Straws in the wind: sublime and ridiculous

Jessica Lal

Jessica Lal

Almost at the same moment, two signals. I’m looking up a story that that was very big in the Indian media a few years ago, the murder of model Jessica Lal. Please note the prim note at the top from the Wikipedia edi- are we allowed to use the antique term “editors” any more? Perhaps Wikipersons would prefer to be “curators”. Anyhow they are being a bit severe with the author of the existing Lal entry: too much story-telling and not enough encyclopaedia-type detachment, they say. Crowd-sourcing comes in for a little correction and enhancement by the old-fashioned method applying standards. Bravely old-fashioned stuff. There’s a link through to a whole section on NPOV, or Neutral Point of View.

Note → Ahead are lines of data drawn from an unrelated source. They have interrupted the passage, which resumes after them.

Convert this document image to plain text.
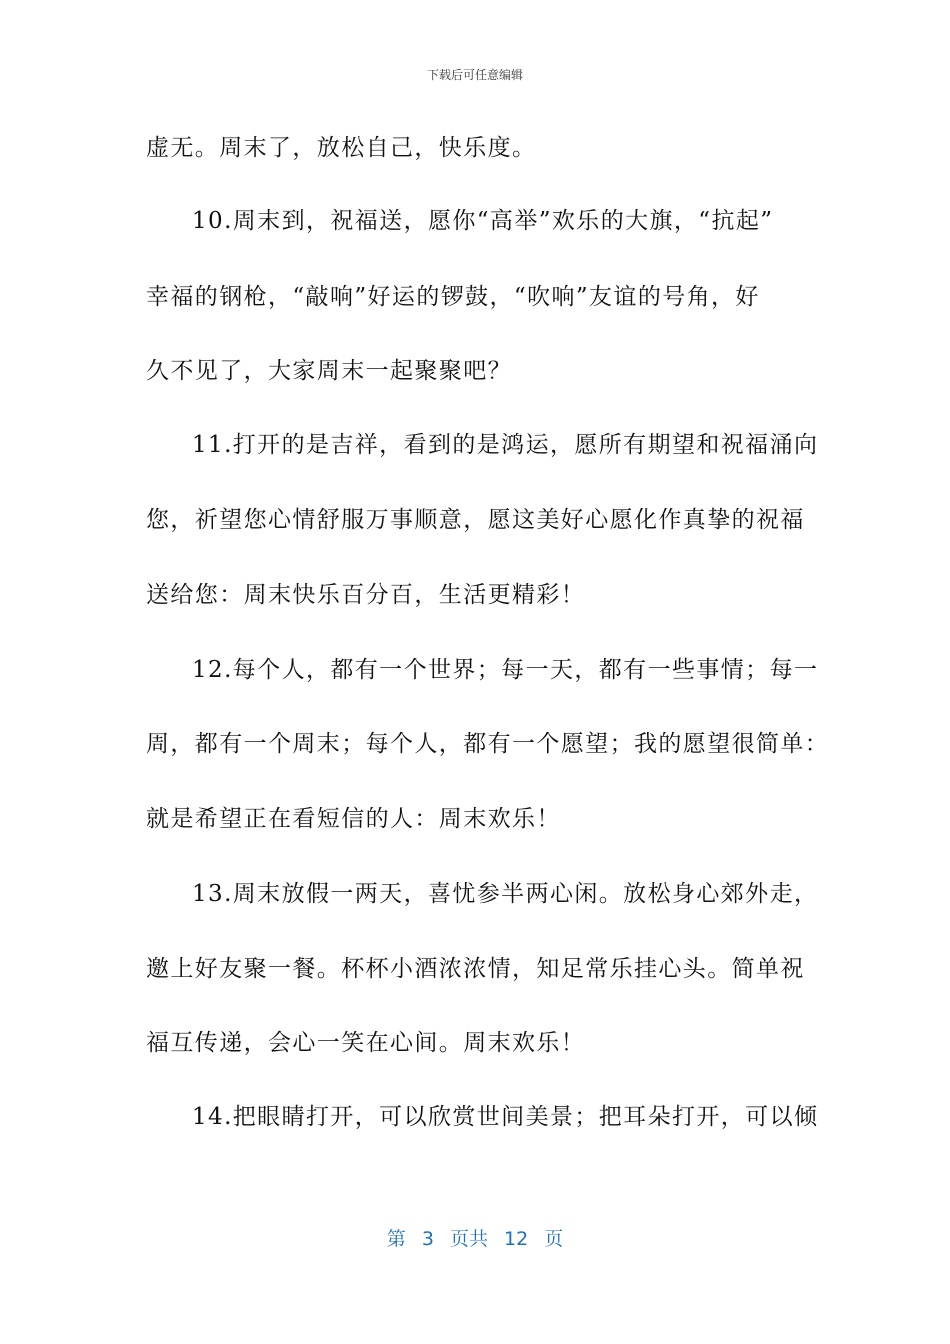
下载后可任意编辑
虚无。周末了，放松自己，快乐度。
10.周末到，祝福送，愿你“高举”欢乐的大旗，“抗起”
幸福的钢枪，“敲响”好运的锣鼓，“吹响”友谊的号角，好
久不见了，大家周末一起聚聚吧？
11.打开的是吉祥，看到的是鸿运，愿所有期望和祝福涌向
您，祈望您心情舒服万事顺意，愿这美好心愿化作真挚的祝福
送给您：周末快乐百分百，生活更精彩！
12.每个人，都有一个世界；每一天，都有一些事情；每一
周，都有一个周末；每个人，都有一个愿望；我的愿望很简单：
就是希望正在看短信的人：周末欢乐！
13.周末放假一两天，喜忧参半两心闲。放松身心郊外走，
邀上好友聚一餐。杯杯小酒浓浓情，知足常乐挂心头。简单祝
福互传递，会心一笑在心间。周末欢乐！
14.把眼睛打开，可以欣赏世间美景；把耳朵打开，可以倾
第 3 页共 12 页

Then I see that the University of Staffordshire is offering a course in celebrity journalism. I guess that most journalism courses at one time or another look at celebrity inyterviewing; City University’s magazine course certainly does. But a whole course? Is this a good use of taxpayers’ money? There are some kinds of training that may just not be necessary or important. It’s hardly a complete justification to say that this will help the university’s graduates get jobs.

Put these two signals beside eachother and compare. Over at Wikipedia, once thought to be part of a digital world threatening journalism, someone cares about improving editorial standards. At the University of Staffordshire, some of the least edifying and memorable aspects of newspaper journalism are being enshrined in the curriculum.